Calculating what food preparation workers were owed for unpaid overtime under California’s complex wage and hour laws was a challenge for third-year law student Jason Gonder. But the spreadsheet he developed at the Stanford Community Law Clinic was worth the effort: Gonder discovered that one client who was paid less than the minimum wage was owed $82,000, and another couple was owed $75,000.
Second-year student Amanda Major assisted a client at the clinic who suddenly began receiving $75 less each month in Social Security benefits because of past overpayment. The woman could hardly pay her rent, and Major scrambled to come up with social-service agencies that might help. The client didn’t have evidence to support a court action, “but we gave her information about what she could do in the future to prevent [unexpected reductions],” Major says. “So sometimes we can’t offer an immediate fix, but we can educate clients.”
Margaret Stevenson, one of three supervising attorneys at the clinic, says one of the toughest lessons for students who work in public-interest and poverty-law programs is that the law doesn’t always provide adequate answers. “It’s especially hard when students are sitting face to face with a client who’s been mistreated and who is saying, ‘It’s not about the money—I just want justice.’ ”
Stevenson is former director of the East Palo Alto Community Law Project, which served local communities for 19 years until it closed last summer because of funding problems. Director Peter Reid and attorney Yvonne Meré join her in overseeing students’ work at the new clinic on University Avenue. Funded by the Law School, the University president’s fund and local law firms and run in collaboration with the San Mateo Legal Aid Society, it can accommodate 16 students per semester. Each works 20 hours a week on cases involving workers’ rights, housing and government benefits. The students also take a seven-unit course on campus, where they talk about the kinds of ethical issues that arise in attorney-client conversations and discuss practical aspects of interviewing and negotiating.
The community law clinic is the newest of the Law School’s offerings in clinical education. Stanford was a pioneer in the field in the early 1970s, when professor Tony Amsterdam taught a death penalty clinic, and three years ago the school decided to hire additional faculty to add to the clinics already in place—criminal prosecution, environmental law and cyberlaw. Since then, William Koski has come aboard to set up an education advocacy clinic, and Michelle Alexander, JD ’92, has spearheaded a civil rights clinic. The course for students working at the community law clinic is taught by Gary Blasi, a visiting professor from UCLA.
“One of the reasons for the growing importance of clinical education is the recognition that there are limits on what you can teach in the classroom,” says Law School vice dean Barton H. Thompson, ’73, MBA ’75, JD ’76. “If you want to teach students how to solve problems in the messiness of the real world, and teach them how to help clients from a wide range of backgrounds, the only way to effectively do it is to have them learn while doing.”
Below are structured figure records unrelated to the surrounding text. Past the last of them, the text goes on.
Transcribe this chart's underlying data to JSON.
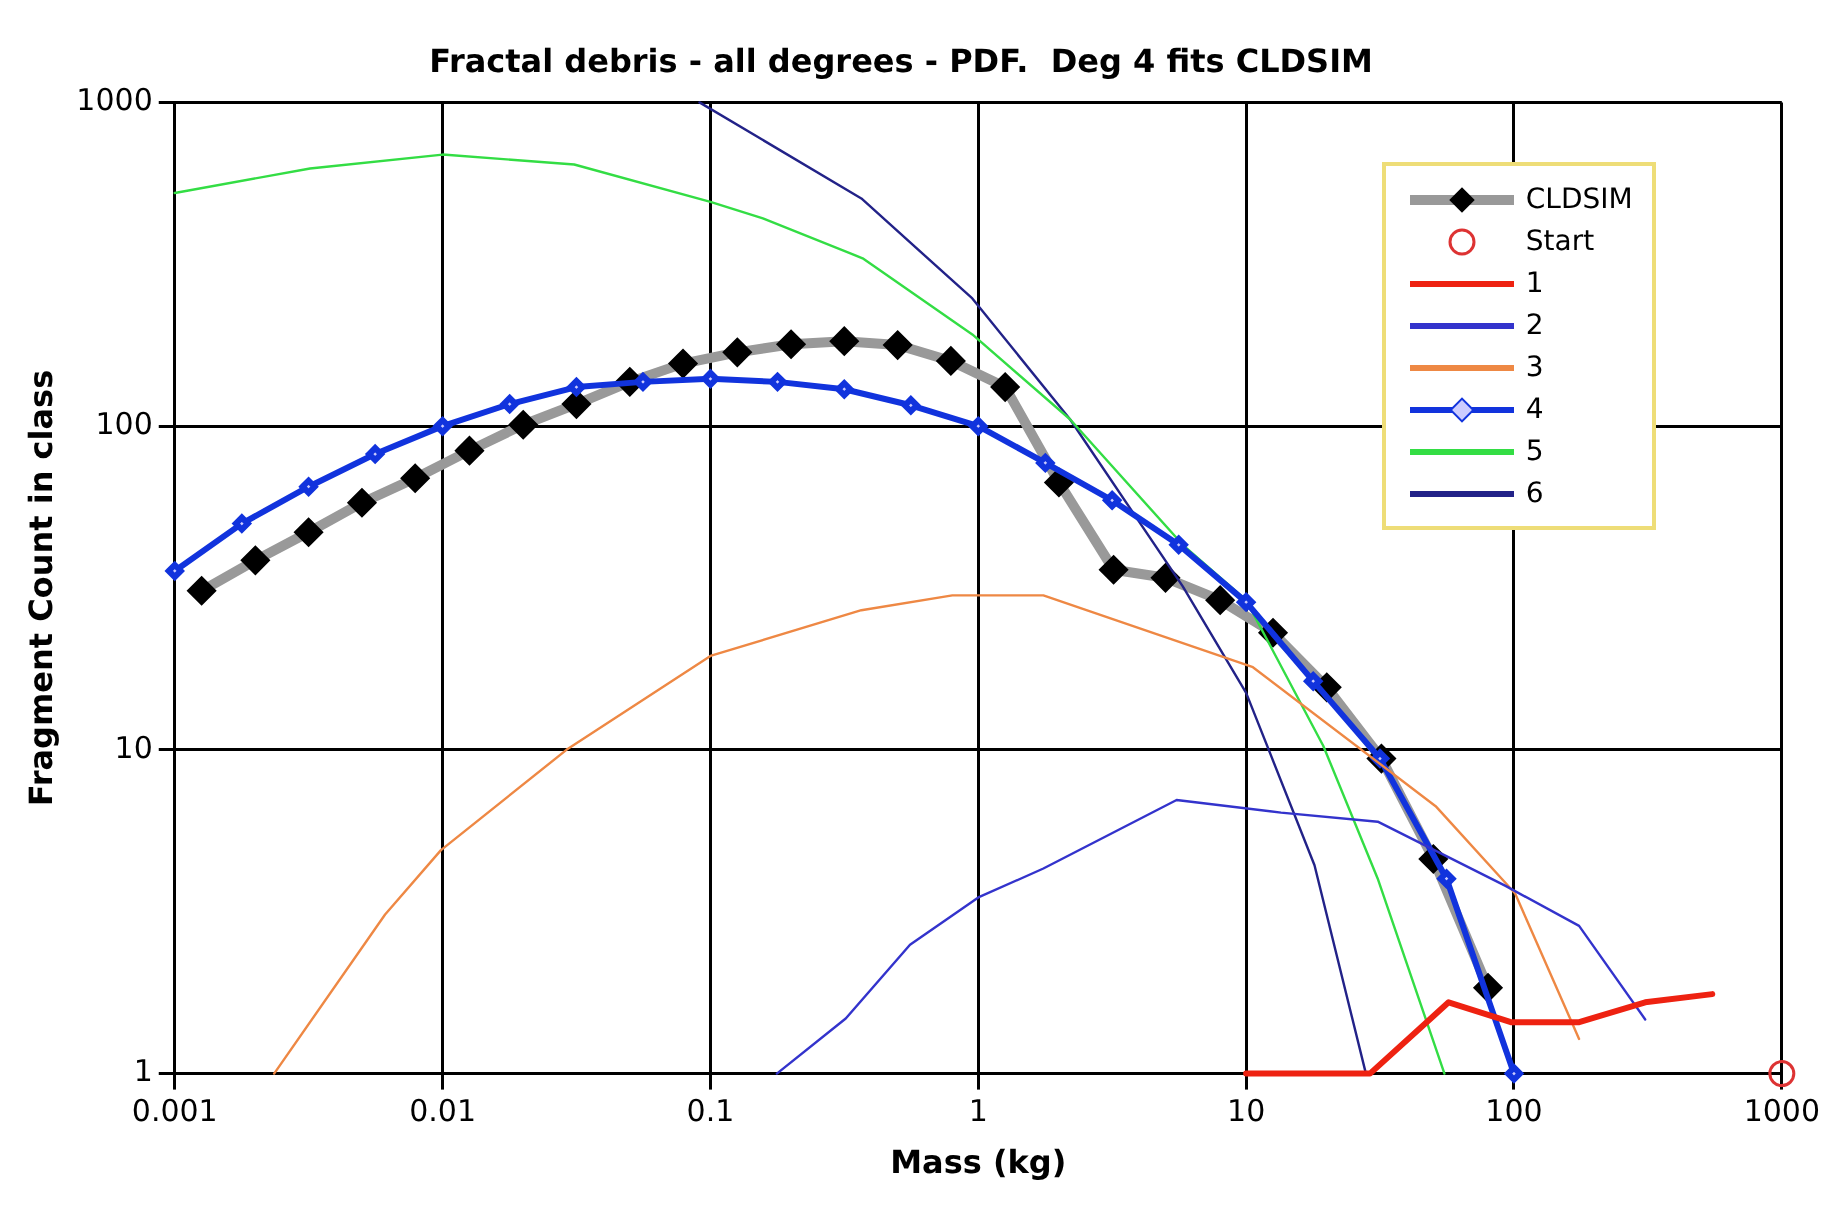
{
  "chart_data": {
    "type": "line",
    "title": "Fractal debris - all degrees - PDF.  Deg 4 fits CLDSIM",
    "xlabel": "Mass (kg)",
    "ylabel": "Fragment Count in class",
    "log": "xy",
    "grid": true,
    "legend": "top right",
    "line_style": "solid",
    "xlim": [
      0.001,
      1000
    ],
    "xticks": [
      0.001,
      0.01,
      0.1,
      1,
      10,
      100,
      1000
    ],
    "ylim": [
      1,
      1000
    ],
    "yticks": [
      1,
      10,
      100,
      1000
    ],
    "series": [
      {
        "name": "CLDSIM",
        "color": "#999999",
        "marker": "diamond",
        "x": [
          0.00126,
          0.002,
          0.00316,
          0.005,
          0.0079,
          0.0126,
          0.02,
          0.0316,
          0.05,
          0.079,
          0.126,
          0.2,
          0.316,
          0.5,
          0.79,
          1.26,
          2,
          3.2,
          5,
          8,
          12.6,
          20,
          32,
          50,
          80
        ],
        "values": [
          31,
          38.5,
          47,
          58,
          69,
          84,
          101,
          117,
          137,
          156,
          169,
          179,
          183,
          178,
          159,
          132,
          67,
          36,
          34,
          29,
          23,
          15.6,
          9.4,
          4.6,
          1.84
        ]
      },
      {
        "name": "Start",
        "type": "scatter",
        "color": "#dd3333",
        "marker": "circle",
        "x": [
          1000
        ],
        "values": [
          1
        ]
      },
      {
        "name": "1",
        "color": "#ee2211",
        "marker": "none",
        "x": [
          10,
          29,
          57,
          98,
          174,
          309,
          550
        ],
        "values": [
          1,
          1,
          1.66,
          1.44,
          1.44,
          1.66,
          1.76
        ]
      },
      {
        "name": "2",
        "color": "#3333cc",
        "marker": "none",
        "x": [
          0.177,
          0.32,
          0.556,
          1,
          1.75,
          5.5,
          13.5,
          31,
          93,
          175,
          309
        ],
        "values": [
          1,
          1.48,
          2.5,
          3.5,
          4.3,
          7,
          6.4,
          6,
          3.8,
          2.86,
          1.47
        ]
      },
      {
        "name": "3",
        "color": "#ee8844",
        "marker": "none",
        "x": [
          0.00235,
          0.0061,
          0.00986,
          0.029,
          0.1,
          0.366,
          0.8,
          1.75,
          10.6,
          51,
          101,
          175
        ],
        "values": [
          1,
          3.1,
          4.9,
          10,
          19.5,
          27,
          30,
          30,
          18,
          6.7,
          3.6,
          1.28
        ]
      },
      {
        "name": "4",
        "color": "#1133dd",
        "marker": "diamond",
        "x": [
          0.001,
          0.00178,
          0.00316,
          0.0056,
          0.01,
          0.0178,
          0.0316,
          0.056,
          0.1,
          0.178,
          0.316,
          0.56,
          1,
          1.78,
          3.16,
          5.6,
          10,
          17.8,
          31.6,
          56,
          100
        ],
        "values": [
          35.7,
          50,
          65,
          82,
          100,
          117,
          132,
          137,
          140,
          137,
          130,
          116,
          100,
          77,
          59,
          43,
          28.6,
          16.3,
          9.4,
          4,
          1
        ]
      },
      {
        "name": "5",
        "color": "#33dd44",
        "marker": "none",
        "x": [
          0.001,
          0.0032,
          0.01,
          0.031,
          0.1,
          0.157,
          0.37,
          0.95,
          2.2,
          5.8,
          10,
          19.4,
          31,
          55
        ],
        "values": [
          525,
          625,
          690,
          643,
          493,
          438,
          330,
          192,
          105,
          43,
          29,
          10.3,
          4,
          1
        ]
      },
      {
        "name": "6",
        "color": "#222288",
        "marker": "none",
        "x": [
          0.091,
          0.366,
          0.95,
          2.2,
          5.8,
          10,
          18,
          28
        ],
        "values": [
          1000,
          505,
          248,
          105,
          32,
          15,
          4.4,
          1
        ]
      }
    ]
  }
}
At the community law clinic, that means both representing individual clients and working on larger, policy-related projects. Students have been invited to collaborate with California’s department of industrial relations to assess how effectively the state is resolving workers’ claims that their employers retaliated against them for complaining about unsafe conditions. They’re also preparing a report on housing-code enforcement for the East Palo Alto city council.
As her students graduate from the clinic and from law school, Stevenson hopes they have learned to collaborate with community groups to effect change and to harness the power of the media to publicize unfairness. “I would hope students would be challenged as legislators or policy-makers or pro bono attorneys to find ways to enforce rights that clients have, but can’t afford to enforce.”